Their cover of "Lola," composed by the great lyricist, Ray Davies, may be the only version to give The Kinks a run for their money. They didn't change the lyrics. "I'm glad I'm a man" didn't become "I'm glad I'm a woman." They brought this jokey, queer twist on the classic song about a transvestite. The Raincoats had this ordinary sound that was irresistible. Sonic Youth, Nirvana and Hole were influenced by them.
"No Sleep Till Brooklyn" - The Beastie Boys
Back in 1987, I heard some old guy, probably in his 30s, say, "The Beastie Boys -- I think those guys are the biggest assholes." "Exactly," I thought at the time. All these years later, I realize that guy just didn't get it. There was a lot more to The Beastie Boys than someone like the old guy could ever realize anyway. Who did he like? Herman's Hermits.

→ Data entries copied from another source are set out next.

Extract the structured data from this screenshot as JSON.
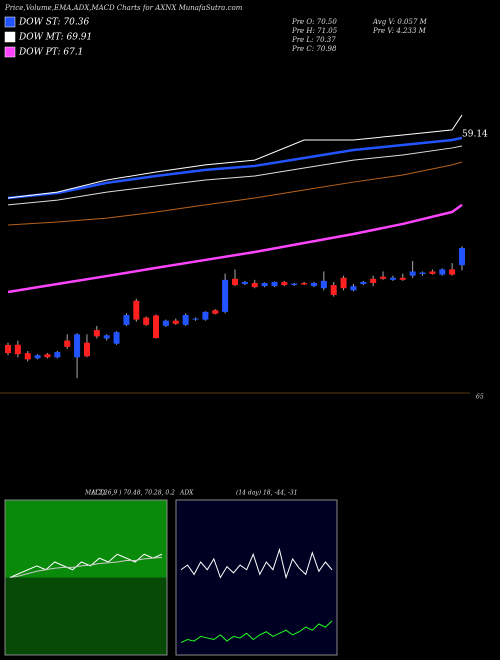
{
  "header": {
    "title": "Price,Volume,EMA,ADX,MACD Charts for AXNX MunafaSutra.com",
    "legend": [
      {
        "label": "DOW ST: 70.36",
        "color": "#2255ff"
      },
      {
        "label": "DOW MT: 69.91",
        "color": "#ffffff"
      },
      {
        "label": "DOW PT: 67.1",
        "color": "#ff44ff"
      }
    ],
    "info": [
      "Pre  O: 70.50",
      "Pre  H: 71.05",
      "Pre  L: 70.37",
      "Pre  C: 70.98"
    ],
    "volume": [
      "Avg V: 0.057 M",
      "Pre  V: 4.233 M"
    ]
  },
  "chart_data": [
    {
      "type": "candlestick",
      "ylim": [
        64,
        80
      ],
      "last_label": "59.14",
      "base_label": "65",
      "up_color": "#2255ff",
      "down_color": "#ff2020",
      "candles": [
        {
          "open": 66.39,
          "high": 66.5,
          "low": 65.9,
          "close": 66.0
        },
        {
          "open": 66.4,
          "high": 66.6,
          "low": 65.8,
          "close": 65.95
        },
        {
          "open": 66.0,
          "high": 66.1,
          "low": 65.6,
          "close": 65.7
        },
        {
          "open": 65.75,
          "high": 65.95,
          "low": 65.7,
          "close": 65.9
        },
        {
          "open": 65.95,
          "high": 66.0,
          "low": 65.75,
          "close": 65.8
        },
        {
          "open": 65.8,
          "high": 66.1,
          "low": 65.75,
          "close": 66.05
        },
        {
          "open": 66.6,
          "high": 66.9,
          "low": 66.2,
          "close": 66.3
        },
        {
          "open": 65.8,
          "high": 66.95,
          "low": 64.8,
          "close": 66.9
        },
        {
          "open": 66.5,
          "high": 66.9,
          "low": 65.8,
          "close": 65.85
        },
        {
          "open": 67.1,
          "high": 67.3,
          "low": 66.7,
          "close": 66.8
        },
        {
          "open": 66.7,
          "high": 66.9,
          "low": 66.6,
          "close": 66.85
        },
        {
          "open": 66.45,
          "high": 67.05,
          "low": 66.4,
          "close": 67.0
        },
        {
          "open": 67.35,
          "high": 67.9,
          "low": 67.3,
          "close": 67.82
        },
        {
          "open": 68.5,
          "high": 68.6,
          "low": 67.5,
          "close": 67.6
        },
        {
          "open": 67.7,
          "high": 67.75,
          "low": 67.3,
          "close": 67.35
        },
        {
          "open": 67.8,
          "high": 67.85,
          "low": 66.7,
          "close": 66.72
        },
        {
          "open": 67.3,
          "high": 67.6,
          "low": 67.25,
          "close": 67.55
        },
        {
          "open": 67.55,
          "high": 67.65,
          "low": 67.35,
          "close": 67.4
        },
        {
          "open": 67.35,
          "high": 67.9,
          "low": 67.3,
          "close": 67.82
        },
        {
          "open": 67.6,
          "high": 67.7,
          "low": 67.55,
          "close": 67.65
        },
        {
          "open": 67.6,
          "high": 68.0,
          "low": 67.55,
          "close": 67.97
        },
        {
          "open": 68.05,
          "high": 68.1,
          "low": 67.85,
          "close": 67.88
        },
        {
          "open": 67.97,
          "high": 69.8,
          "low": 67.9,
          "close": 69.5
        },
        {
          "open": 69.55,
          "high": 70.0,
          "low": 69.2,
          "close": 69.25
        },
        {
          "open": 69.3,
          "high": 69.45,
          "low": 69.25,
          "close": 69.4
        },
        {
          "open": 69.35,
          "high": 69.5,
          "low": 69.1,
          "close": 69.15
        },
        {
          "open": 69.2,
          "high": 69.38,
          "low": 69.15,
          "close": 69.35
        },
        {
          "open": 69.2,
          "high": 69.42,
          "low": 69.15,
          "close": 69.4
        },
        {
          "open": 69.4,
          "high": 69.45,
          "low": 69.2,
          "close": 69.25
        },
        {
          "open": 69.25,
          "high": 69.35,
          "low": 69.2,
          "close": 69.32
        },
        {
          "open": 69.35,
          "high": 69.4,
          "low": 69.25,
          "close": 69.28
        },
        {
          "open": 69.2,
          "high": 69.4,
          "low": 69.15,
          "close": 69.35
        },
        {
          "open": 69.1,
          "high": 69.9,
          "low": 69.0,
          "close": 69.45
        },
        {
          "open": 69.25,
          "high": 69.4,
          "low": 68.7,
          "close": 68.78
        },
        {
          "open": 69.6,
          "high": 69.7,
          "low": 69.0,
          "close": 69.1
        },
        {
          "open": 69.0,
          "high": 69.3,
          "low": 68.95,
          "close": 69.2
        },
        {
          "open": 69.3,
          "high": 69.45,
          "low": 69.25,
          "close": 69.4
        },
        {
          "open": 69.55,
          "high": 69.7,
          "low": 69.2,
          "close": 69.35
        },
        {
          "open": 69.65,
          "high": 69.9,
          "low": 69.5,
          "close": 69.55
        },
        {
          "open": 69.5,
          "high": 69.7,
          "low": 69.45,
          "close": 69.6
        },
        {
          "open": 69.6,
          "high": 69.8,
          "low": 69.45,
          "close": 69.5
        },
        {
          "open": 69.7,
          "high": 70.4,
          "low": 69.6,
          "close": 69.9
        },
        {
          "open": 69.78,
          "high": 69.9,
          "low": 69.7,
          "close": 69.85
        },
        {
          "open": 69.9,
          "high": 70.0,
          "low": 69.75,
          "close": 69.78
        },
        {
          "open": 69.75,
          "high": 70.05,
          "low": 69.7,
          "close": 70.0
        },
        {
          "open": 70.0,
          "high": 70.3,
          "low": 69.7,
          "close": 69.75
        },
        {
          "open": 70.2,
          "high": 71.1,
          "low": 69.95,
          "close": 71.02
        }
      ],
      "x": [
        0,
        5,
        10,
        15,
        20,
        25,
        30,
        35,
        40,
        45,
        46
      ],
      "series": [
        {
          "color": "#ff44ff",
          "width": 2.5,
          "values": [
            68.92,
            69.3,
            69.68,
            70.07,
            70.45,
            70.83,
            71.26,
            71.69,
            72.17,
            72.74,
            73.08
          ]
        },
        {
          "color": "#b8621b",
          "width": 1,
          "values": [
            72.12,
            72.26,
            72.45,
            72.74,
            73.08,
            73.41,
            73.79,
            74.17,
            74.51,
            74.99,
            75.13
          ]
        },
        {
          "color": "#dddddd",
          "width": 1,
          "values": [
            73.08,
            73.31,
            73.69,
            73.98,
            74.27,
            74.46,
            74.84,
            75.22,
            75.46,
            75.8,
            75.89
          ]
        },
        {
          "color": "#2255ff",
          "width": 2.5,
          "values": [
            73.41,
            73.65,
            74.13,
            74.46,
            74.75,
            74.94,
            75.32,
            75.7,
            75.94,
            76.18,
            76.28
          ]
        },
        {
          "color": "#ffffff",
          "width": 1,
          "values": [
            73.41,
            73.69,
            74.27,
            74.65,
            74.99,
            75.22,
            76.18,
            76.18,
            76.42,
            76.66,
            77.37
          ]
        }
      ]
    },
    {
      "type": "line",
      "title": "MACD:",
      "subtitle": "(12,26,9 ) 70.48, 70.28, 0.2",
      "ylim": [
        -1,
        1
      ],
      "background": "#0a8a0a",
      "series": [
        {
          "color": "#ffffff",
          "values": [
            0.0,
            0.05,
            0.1,
            0.15,
            0.1,
            0.2,
            0.15,
            0.1,
            0.2,
            0.15,
            0.25,
            0.2,
            0.3,
            0.25,
            0.2,
            0.3,
            0.25,
            0.3
          ]
        },
        {
          "color": "#cccccc",
          "values": [
            0.0,
            0.02,
            0.05,
            0.08,
            0.1,
            0.12,
            0.13,
            0.13,
            0.15,
            0.16,
            0.18,
            0.19,
            0.2,
            0.22,
            0.22,
            0.24,
            0.25,
            0.26
          ]
        }
      ]
    },
    {
      "type": "line",
      "title": "ADX",
      "subtitle": "(14 day) 18, -44, -31",
      "ylim": [
        0,
        100
      ],
      "background": "#000022",
      "series": [
        {
          "color": "#ffffff",
          "values": [
            55,
            58,
            52,
            60,
            55,
            62,
            50,
            57,
            53,
            58,
            55,
            65,
            52,
            60,
            55,
            68,
            50,
            62,
            56,
            52,
            66,
            54,
            60,
            55
          ]
        },
        {
          "color": "#22ff22",
          "values": [
            8,
            10,
            9,
            12,
            11,
            10,
            13,
            9,
            12,
            11,
            14,
            10,
            13,
            15,
            12,
            14,
            16,
            13,
            15,
            18,
            16,
            20,
            18,
            22
          ]
        }
      ]
    }
  ]
}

"You Gotta' Fight for Your Right to Party" wasn't some anthem for teenagers getting fucked up. It was a parody of party rock songs like "Smokin in the Boys' Room" -- a song covered by cock rock band Motley Crue, whom The Beastie Boys parodied brilliantly in "No Sleep Till Brooklyn," easily the best song from their debut Def Jam record, License to Ill. They emerged brilliantly. I mean, were they post-punk? Rap? Heavy metal? Like The Clash's self-titled first album or The Sex Pistols' Never Mind the Bollocks, Here's the Sex Pistols, License to Ill was one of the great debuts of all time. I loved how they combined their East Coast Jewish roots with punk, black hip hop and blings.
If founding member Adam Yauch were still alive, the Beastie Boys would be producing social commentary aimed at Trumpism. Yauch was an activist who advocated for non-violence and spoke out against the anti-Muslim rhetoric that's been a thing since 9-11. He became a Buddhist in 1996, supported the Tibetan Independence movement and became friends with the Dali Lama. It was cool when Adam Yauch Park was dedicated in Brooklyn, NY in 2013. In 2016, the park was vandalized with painted swastikas and pro-Trump messages.
That's so not what this band was about. The Beastie Boys gave to AIDS awareness charities, the ASPCA, the Food Bank of New York and Habitat for Humanity. It was never about partying, sexism, custard pies or cheesy videos. The Beastie Boys had depth. They weren't assholes.